Most high performance AC motor drive systems today utilize phase current sensors. Phase current information is used for controlling the machine stator currents, which in turn indirectly control machine torque. Failure of a current sensor usually results in loss of control and shutdown of the AC motor drive system.
Recently, fault tolerant control of AC motor drives has been receiving attention in the literature due to increasing application of AC drives in the automotive industry. For example, Raymond Sepe, Jr. (“Fault Tolerant Operation of Induction Motor Drives with Automatic Controller Reconfiguration”, IEMDC 2001, which is hereby incorporated by reference in its entirety) addressed current sensor faults of the induction machine type drive. In the case of current sensor failure, the drive is reconfigured from indirect field-oriented control (IFOC) to volts/Hz scalar control. Although this approach may be suitable for asynchronous induction machine drives, it is not applicable to permanent magnet (PM) type synchronous machine drives.

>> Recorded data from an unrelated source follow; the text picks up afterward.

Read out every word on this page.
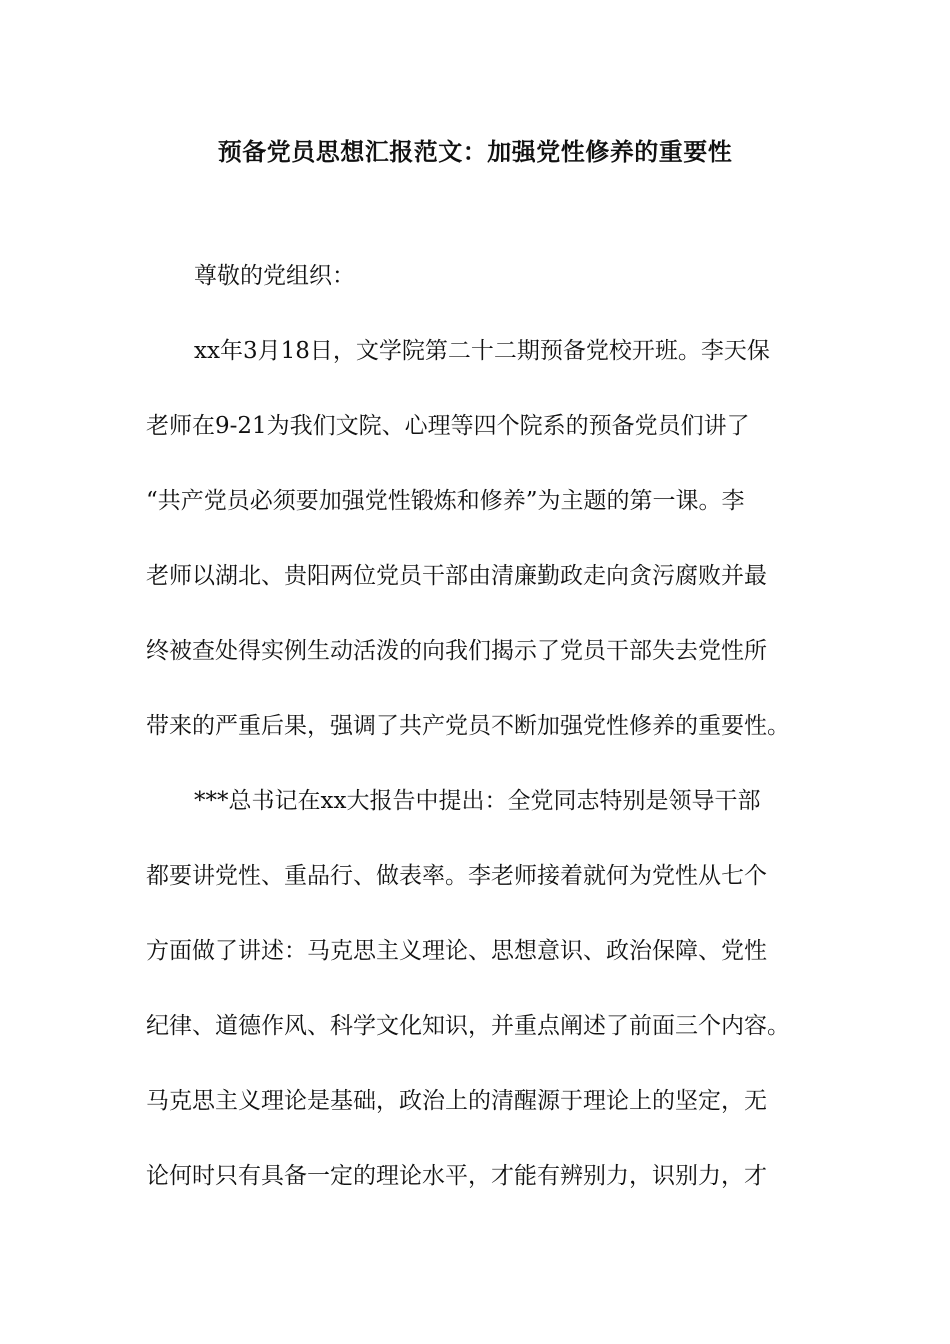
预备党员思想汇报范文：加强党性修养的重要性
尊敬的党组织：
xx年3月18日，文学院第二十二期预备党校开班。李天保
老师在9-21为我们文院、心理等四个院系的预备党员们讲了
“共产党员必须要加强党性锻炼和修养”为主题的第一课。李
老师以湖北、贵阳两位党员干部由清廉勤政走向贪污腐败并最
终被查处得实例生动活泼的向我们揭示了党员干部失去党性所
带来的严重后果，强调了共产党员不断加强党性修养的重要性。
***总书记在xx大报告中提出：全党同志特别是领导干部
都要讲党性、重品行、做表率。李老师接着就何为党性从七个
方面做了讲述：马克思主义理论、思想意识、政治保障、党性
纪律、道德作风、科学文化知识，并重点阐述了前面三个内容。
马克思主义理论是基础，政治上的清醒源于理论上的坚定，无
论何时只有具备一定的理论水平，才能有辨别力，识别力，才
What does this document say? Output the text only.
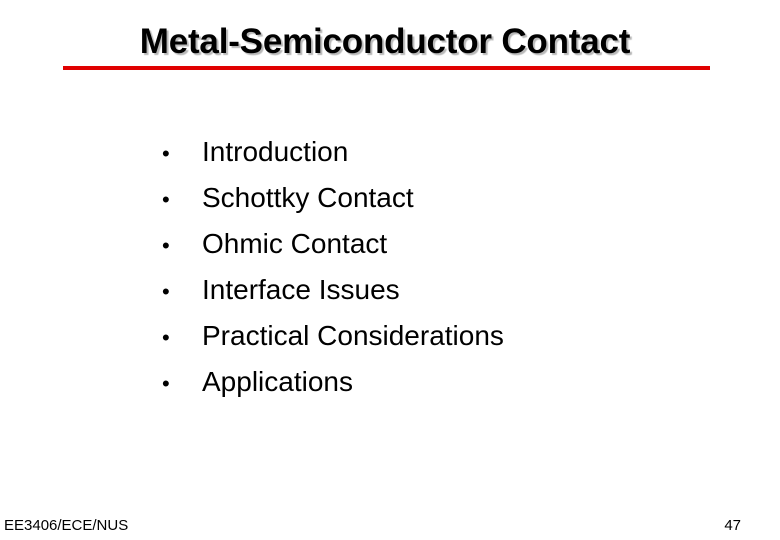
Metal-Semiconductor Contact
•	Introduction
•	Schottky Contact
•	Ohmic Contact
•	Interface Issues
•	Practical Considerations
•	Applications
EE3406/ECE/NUS	47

Field oriented control schemes are the industry standard in high performance AC drives today. Field oriented control relies on synchronous frame current regulators to correctly control machine torque. Current information is most often obtained by sensing two of the three stator phase currents. Only two sensors are needed for a machine because the machine is presumed to have balanced three-phase currents. The third current is simply calculated from the two measured currents.
In the case of a current sensor failure, the machine currents become unregulated. Usually, current will become excessive and cause an inverter to enter a fault mode that shuts down the drive. Without current sensor information, a conventional drive system is unable to resume operation.